I do not want an aftermarket oil pan, I want a main girdle. Unfortunately I can't run a stock pan with it. I'm investing over $5k into this motor so I will feel much better with a girdle on it since plans call for a procharger next winter. In response to going to a 4 bolt main block, I can't justify the extra expense of upgrading to one when the cost of a main girdle plus a pan to fit is less than $600.

I'll be calling Canton at lunch today to get it all figured out. The email was no help, whoever responded to me from Canton just copied and pasted the description from their website back to me about the stock eliminator pan.
 
The girdle has nothing to do with a blower. The girdle is just there to keep the mains from walking when you rev it to 7000 rpms. It doesn't make the block any stronger.

Kurt
 
The girdle has nothing to do with a blower.
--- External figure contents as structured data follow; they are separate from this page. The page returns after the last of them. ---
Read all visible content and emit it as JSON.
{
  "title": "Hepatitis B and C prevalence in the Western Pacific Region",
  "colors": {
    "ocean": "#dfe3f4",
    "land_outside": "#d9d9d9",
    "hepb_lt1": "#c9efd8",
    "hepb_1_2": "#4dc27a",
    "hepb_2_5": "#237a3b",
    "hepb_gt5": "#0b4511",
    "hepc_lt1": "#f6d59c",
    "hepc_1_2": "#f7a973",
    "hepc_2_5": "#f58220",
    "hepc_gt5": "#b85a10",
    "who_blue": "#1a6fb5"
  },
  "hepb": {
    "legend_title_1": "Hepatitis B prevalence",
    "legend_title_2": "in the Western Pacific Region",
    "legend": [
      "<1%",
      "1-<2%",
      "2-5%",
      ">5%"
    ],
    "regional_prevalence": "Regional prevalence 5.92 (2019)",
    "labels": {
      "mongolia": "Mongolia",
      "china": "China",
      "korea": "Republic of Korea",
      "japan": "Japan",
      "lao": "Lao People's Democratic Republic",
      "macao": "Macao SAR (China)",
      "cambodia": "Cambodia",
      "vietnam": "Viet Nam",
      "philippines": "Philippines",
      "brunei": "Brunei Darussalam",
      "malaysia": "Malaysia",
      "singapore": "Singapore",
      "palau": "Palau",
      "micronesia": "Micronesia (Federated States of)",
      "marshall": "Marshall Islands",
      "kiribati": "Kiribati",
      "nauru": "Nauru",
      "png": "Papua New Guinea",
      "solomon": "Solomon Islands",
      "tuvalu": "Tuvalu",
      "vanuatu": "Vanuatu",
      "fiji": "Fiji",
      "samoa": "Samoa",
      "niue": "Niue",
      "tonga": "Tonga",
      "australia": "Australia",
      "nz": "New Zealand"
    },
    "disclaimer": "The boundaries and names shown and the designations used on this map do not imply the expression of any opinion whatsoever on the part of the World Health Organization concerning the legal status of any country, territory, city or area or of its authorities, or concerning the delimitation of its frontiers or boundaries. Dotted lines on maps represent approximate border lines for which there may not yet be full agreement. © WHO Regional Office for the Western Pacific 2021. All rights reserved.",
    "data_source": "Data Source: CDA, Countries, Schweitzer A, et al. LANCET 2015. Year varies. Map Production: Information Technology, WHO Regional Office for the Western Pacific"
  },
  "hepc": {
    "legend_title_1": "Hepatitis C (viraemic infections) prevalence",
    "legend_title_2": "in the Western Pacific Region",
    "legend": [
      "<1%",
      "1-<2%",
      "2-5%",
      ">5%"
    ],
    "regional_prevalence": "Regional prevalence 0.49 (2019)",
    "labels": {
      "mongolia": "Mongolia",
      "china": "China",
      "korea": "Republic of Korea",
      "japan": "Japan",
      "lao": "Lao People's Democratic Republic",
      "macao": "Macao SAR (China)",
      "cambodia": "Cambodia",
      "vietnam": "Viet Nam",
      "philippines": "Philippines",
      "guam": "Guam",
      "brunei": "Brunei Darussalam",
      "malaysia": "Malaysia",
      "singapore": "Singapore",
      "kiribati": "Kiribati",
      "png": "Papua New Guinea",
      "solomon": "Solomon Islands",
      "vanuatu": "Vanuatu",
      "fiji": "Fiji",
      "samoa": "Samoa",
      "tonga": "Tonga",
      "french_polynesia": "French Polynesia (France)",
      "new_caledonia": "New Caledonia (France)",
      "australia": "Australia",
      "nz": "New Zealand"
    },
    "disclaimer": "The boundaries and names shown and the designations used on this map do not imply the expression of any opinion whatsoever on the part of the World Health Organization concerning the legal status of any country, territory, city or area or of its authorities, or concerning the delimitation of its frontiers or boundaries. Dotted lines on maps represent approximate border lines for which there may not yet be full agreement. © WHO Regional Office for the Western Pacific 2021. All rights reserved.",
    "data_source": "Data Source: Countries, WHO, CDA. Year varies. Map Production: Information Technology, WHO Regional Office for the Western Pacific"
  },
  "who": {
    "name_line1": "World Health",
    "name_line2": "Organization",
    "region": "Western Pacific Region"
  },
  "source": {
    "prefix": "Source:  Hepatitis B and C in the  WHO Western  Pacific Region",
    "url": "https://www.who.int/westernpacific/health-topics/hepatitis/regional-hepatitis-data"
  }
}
The girdle is just there to keep the mains from walking when you rev it to 7000 rpms. It doesn't make the block any stronger.

Kurt

You're right about the blower, the blocks will split through the lifter valley with or without a main girdle.

That said, Woody at fordstrokers seems to know his stuff and he said the girdle is not a bad idea, I plan to rev this thing to probably 6400 or so, I just want to make sure the mains stay put. It's easier to put on a main girdle now, than to change my mind and have to pull the motor if I want to install one later.